Rabo Real Estate Finance: 100.000 woningen per jaar op korte termijn niet realistisch

De ambities van het kabinet om per jaar 100.000 nieuwe woningen te bouwen is volgens onderzoek van Rabo Real Estate Finance op korte termijn niet realistisch.

Meer nieuwbouw is nodig voor een meer evenwichtige woningmarkt, maar vanwege onder meer de lange doorlooptijd van nieuwbouwprojecten zijn deze aantallen volgens Rabo Real Estate Finance voorlopig nog niet haalbaar. Het bouwen van de woningen zelf is tijdrovend, ook gaat in de voorbereidende trajecten veel tijd zitten. 

Volgens het onderzoek van  Rabo Real Estate Finance worden de ambities daarnaast bedreigd door capaciteitstekorten bij bouwers en gemeenten en door steeds veranderende regelgeving, voorschriften en bezwaarprocedures. Om een wezenlijke bijdrage te leveren aan het verkleinen van het woningtekort liggen er volgens kansen bij industrialisatie, transformatie, het bouwen van meer tijdelijke woningen en het beter benutten van de bestaande woningvoorraad . 

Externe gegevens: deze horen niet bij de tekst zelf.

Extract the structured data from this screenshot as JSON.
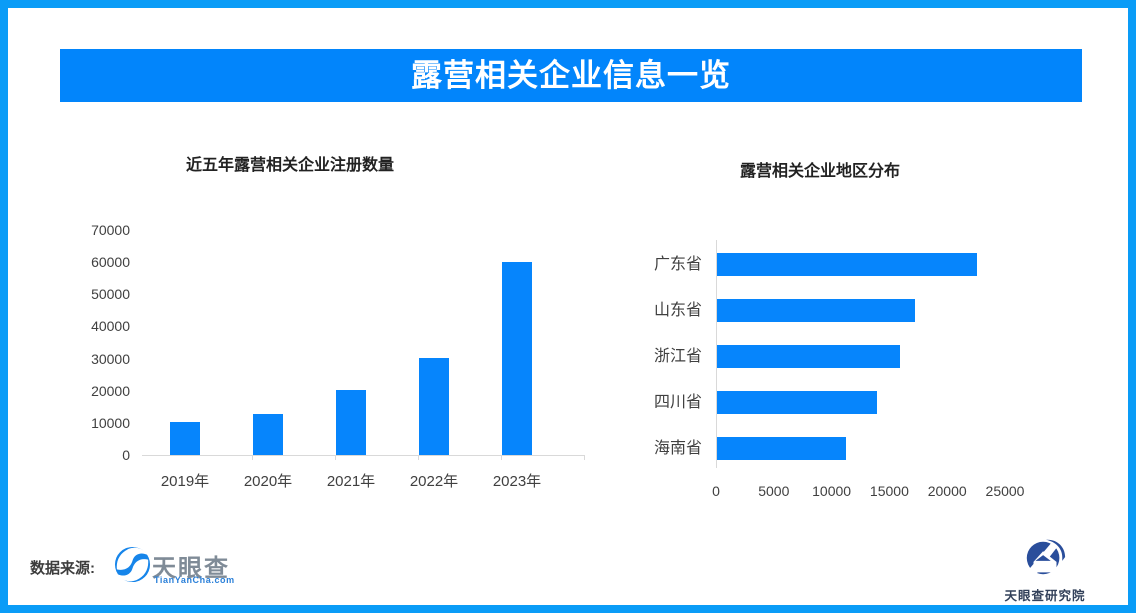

Analisten Sandra Koenraadt en Hans-Hugo Smit: “Het is goed dat het kabinet de lat hoog legt met haar ambitie en een minister voor Volkshuisvesting herintroduceert. Deze minister kan regie nemen en prestatieafspraken maken over regionale woningbouwplannen en deze prioriteren. Extra geld dat in het regeerakkoord is vrijgemaakt kan bijdragen aan het versnellen van ruimtelijke procedures, bijvoorbeeld door te investeren in (tijdelijke) capaciteit van gespecialiseerde medewerkers op gemeentelijk of provinciaal niveau en door het aanvullen van onrendabele toppen. Maar ondanks deze extra inspanningen ligt het doel van 100.000 woningen per jaar nog buiten bereik.”

Om de woningbouwproductie verder op te voeren zou er volgens Rabo Real Estate Finance meer aandacht moeten zijn voor prefabricage, transformatie en tijdelijke woningen. Tijdelijke woningen hebben twee voordelen, waardoor ze veel sneller klaar kunnen staan. Er gelden minder ingewikkelde en tijdrovende procedures, waardoor de bouw sneller kan starten. Zo is een woonbestemming niet noodzakelijk en hoeven woningen niet altijd aan het bouwbesluit te voldoen. Ook is de bouwtijd voor tijdelijke woningen een stuk korter. Het gaat immers vaak om modulaire prefabwoningen die te verplaatsen zijn. De ‘tijdelijke route’ biedt dus veel wettelijke mogelijkheden om veel sneller meer woningen te bouwen. Volwaardige woningen, die een leven lang meegaan, maar die misschien wel 1 of 2 keer van locatie zullen veranderen.  

Verder kunnen ook bestaande woningen beter benut worden. Koenraadt en Smit: “Waar naast transformatie meer aandacht voor zou moeten zijn, is hoe we slimmer omgaan met de bestaande woningvoorraad. Wanneer we stimuleren dat meer mensen gaan samenwonen, zijn er minder woningen nodig voor hetzelfde aantal mensen. Fiscaal wordt samenwonen echter vaak ontmoedigd. Zo worden alleenstaande 65-plussers gekort op hun AOW wanneer ze gaan samenwonen. Ook thuiswonende meerderjarige kinderen hebben invloed op de hoogte van uitkeringen en toeslagen.  Door slimmer om te gaan met de bestaande woningvoorraad, is wellicht minder nieuwbouw noodzakelijk. Dan halen we misschien de 100.000 niet, door het beter benutten van bestaande ruimte is dat dan ook niet nodig.”